The Need for Speed

Today, everything seem to be changing on a daily basis. Products come and go almost in a blink of the eye. Today's fad is yesterday's has been. With how things seem to change so fast, it is easy to get caught up in the rat race and find yourself going crazy doing this and that with hardly a moment to stop and think. The problem is, when you get into this state of being, you end up getting less done than if you just slowed down to a steady pace.

Just ask any marathon runner about how they choose their speed. If they run too fast, they wear themselves out before they finish the race. If they go to slow they never catch the leader. It requires a happy medium to win. They may step it up at the end but they pace themselves.

Personally, I am a go, go, go type of person. I get antsy when I am not getting something done. I definitely know what it is like to fill the day up and go non-stop sometimes forgetting to slow down and think.

But if you are not thinking, what are you doing? Most likely you are doing things that you shouldn't be doing. The danger is that you get yourself so busy that it feels like you are getting things done. Eventually you are afraid to slow down in fear that all these things you need to get done will overwhelm you and you will get even further behind.

About 2 1/2 years ago I finally decided I needed to stop just a little and take some time out of my day for something I had always wanted to do. I blocked off severals hour 3 days during the week which were to be devoted to my new activity and told everyone those hours were sacred and not to bother me. To be sure, there was some resistence from my employees. "You have a responsibility to the business" and "You need to be available for your customers" were some of the things I heard. But I stuck with my conviction. I was NOT to be disturbed!

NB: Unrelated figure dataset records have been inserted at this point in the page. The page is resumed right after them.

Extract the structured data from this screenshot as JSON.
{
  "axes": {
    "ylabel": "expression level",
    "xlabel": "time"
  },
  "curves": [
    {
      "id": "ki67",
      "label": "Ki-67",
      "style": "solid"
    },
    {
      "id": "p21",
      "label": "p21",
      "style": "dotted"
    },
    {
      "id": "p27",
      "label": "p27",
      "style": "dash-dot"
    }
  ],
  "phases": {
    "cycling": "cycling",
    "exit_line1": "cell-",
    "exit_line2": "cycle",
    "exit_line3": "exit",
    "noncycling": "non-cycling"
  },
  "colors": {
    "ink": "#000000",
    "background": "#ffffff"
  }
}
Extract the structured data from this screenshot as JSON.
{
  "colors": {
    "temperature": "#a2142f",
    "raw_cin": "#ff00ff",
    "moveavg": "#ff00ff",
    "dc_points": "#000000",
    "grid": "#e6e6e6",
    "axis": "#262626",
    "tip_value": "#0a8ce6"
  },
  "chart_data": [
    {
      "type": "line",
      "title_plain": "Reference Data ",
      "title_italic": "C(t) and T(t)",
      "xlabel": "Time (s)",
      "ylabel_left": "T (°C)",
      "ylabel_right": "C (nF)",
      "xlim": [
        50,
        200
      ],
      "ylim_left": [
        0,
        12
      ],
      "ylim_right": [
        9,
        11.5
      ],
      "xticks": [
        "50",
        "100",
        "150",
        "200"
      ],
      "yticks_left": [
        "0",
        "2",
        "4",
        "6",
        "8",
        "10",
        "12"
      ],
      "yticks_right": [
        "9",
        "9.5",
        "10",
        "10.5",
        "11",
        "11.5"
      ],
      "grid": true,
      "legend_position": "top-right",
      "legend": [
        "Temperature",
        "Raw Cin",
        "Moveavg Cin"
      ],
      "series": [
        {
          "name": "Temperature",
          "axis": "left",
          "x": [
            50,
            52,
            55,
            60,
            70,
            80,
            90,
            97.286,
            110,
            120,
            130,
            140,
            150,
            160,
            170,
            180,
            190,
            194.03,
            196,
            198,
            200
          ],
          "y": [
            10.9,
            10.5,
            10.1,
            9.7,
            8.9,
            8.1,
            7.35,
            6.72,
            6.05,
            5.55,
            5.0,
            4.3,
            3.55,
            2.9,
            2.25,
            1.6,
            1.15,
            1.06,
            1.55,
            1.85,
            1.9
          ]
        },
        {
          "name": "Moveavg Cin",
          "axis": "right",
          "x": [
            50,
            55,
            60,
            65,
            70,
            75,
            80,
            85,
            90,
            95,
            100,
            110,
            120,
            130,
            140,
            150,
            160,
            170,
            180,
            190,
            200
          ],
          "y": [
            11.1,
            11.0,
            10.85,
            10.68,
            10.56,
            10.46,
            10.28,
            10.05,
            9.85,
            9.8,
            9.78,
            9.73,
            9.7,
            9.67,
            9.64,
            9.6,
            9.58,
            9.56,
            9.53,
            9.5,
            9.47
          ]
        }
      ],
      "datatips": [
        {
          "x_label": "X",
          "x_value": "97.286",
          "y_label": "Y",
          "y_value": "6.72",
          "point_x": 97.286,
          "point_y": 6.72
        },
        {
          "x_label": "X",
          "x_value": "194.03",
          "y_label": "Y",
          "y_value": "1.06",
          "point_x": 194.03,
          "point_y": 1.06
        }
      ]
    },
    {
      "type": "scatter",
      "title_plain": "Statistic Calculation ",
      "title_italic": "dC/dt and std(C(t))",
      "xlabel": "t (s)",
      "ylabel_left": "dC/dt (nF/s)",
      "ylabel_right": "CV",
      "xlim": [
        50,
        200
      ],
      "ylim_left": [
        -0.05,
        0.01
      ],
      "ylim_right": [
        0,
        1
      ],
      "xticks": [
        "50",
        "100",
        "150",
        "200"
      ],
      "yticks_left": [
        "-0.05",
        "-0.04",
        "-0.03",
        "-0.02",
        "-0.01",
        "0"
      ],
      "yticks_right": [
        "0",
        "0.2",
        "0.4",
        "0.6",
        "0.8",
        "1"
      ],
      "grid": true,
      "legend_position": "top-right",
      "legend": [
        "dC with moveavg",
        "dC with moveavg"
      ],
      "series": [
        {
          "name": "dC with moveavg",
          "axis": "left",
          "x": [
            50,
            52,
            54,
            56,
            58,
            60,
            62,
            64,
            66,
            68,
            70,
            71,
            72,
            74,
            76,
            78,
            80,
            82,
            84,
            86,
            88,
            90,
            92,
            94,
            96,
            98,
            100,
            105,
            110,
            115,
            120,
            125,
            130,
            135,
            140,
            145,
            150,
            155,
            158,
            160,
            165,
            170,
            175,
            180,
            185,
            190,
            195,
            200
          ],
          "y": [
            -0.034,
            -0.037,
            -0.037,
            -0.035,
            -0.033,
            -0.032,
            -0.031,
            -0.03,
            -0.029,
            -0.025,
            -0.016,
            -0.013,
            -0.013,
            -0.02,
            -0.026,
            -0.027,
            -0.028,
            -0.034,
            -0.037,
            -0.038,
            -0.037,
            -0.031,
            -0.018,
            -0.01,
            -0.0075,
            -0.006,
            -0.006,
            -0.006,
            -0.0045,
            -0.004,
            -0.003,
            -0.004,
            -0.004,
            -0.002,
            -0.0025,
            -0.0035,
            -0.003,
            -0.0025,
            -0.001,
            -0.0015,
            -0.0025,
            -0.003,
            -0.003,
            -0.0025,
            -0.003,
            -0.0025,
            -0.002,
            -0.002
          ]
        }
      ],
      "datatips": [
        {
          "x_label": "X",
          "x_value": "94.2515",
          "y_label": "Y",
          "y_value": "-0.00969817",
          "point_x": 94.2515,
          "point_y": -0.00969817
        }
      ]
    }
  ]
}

And the business went on as before... the world did not end.

I began to slow down in other areas. What was the hurry of getting this product done today? Couldn't that task wait until tomorrow? I was not procrastinating. I was still getting things done. I just refused to let the work impose on my schedule.

And the surprising thing was, I was getting more done.

What was going on here?

When we pace ourselves, much like the marathon runner, we make constant progress without wearing ourselves out. We also allow our minds to engage. This helps us review what is on our schedule and evaluate both the priority (how important it is) and the urgency (when does it really need to be done). We also can filter out those things that are demanding our attention but really don't need to be done.

Another advantage of finding this middle ground between going too fast and too slow is how it affects your mood. When we are constantly busy with so many things demanding out time, we get stressed. That stress comes out as anger, frustration, depression and a myriad of other emotions. These emotions prevent us from thinking clearly. We start to make mistakes. We frustrate employees, clients and friends. And we cease to think through solutions to our problems clearly. We end up spending more time fixing our mistakes, repairing relationships and trying to just think. When you slow down, you spend more time being productive and less time dealing with your screw ups.

The key is to find your steady pace. Over time, like the marathon runner, you will be able to step up your pace without compromising your productivity. But the key is to make the most of your time by actually slowing down a little, giving yourself time to reflect and think of the best ways to spend your time.

And take a little time for yourself.

Even when I work 60+ hours a week (and if you have started your own business you know what this is like), I take time for myself and my wife. This time is best spent on the things you want to do the most and not on your responsibilities. Just like the body, the mind needs a little rest now and then.

And when you slow down a little, I hope you, like me, actually get more done.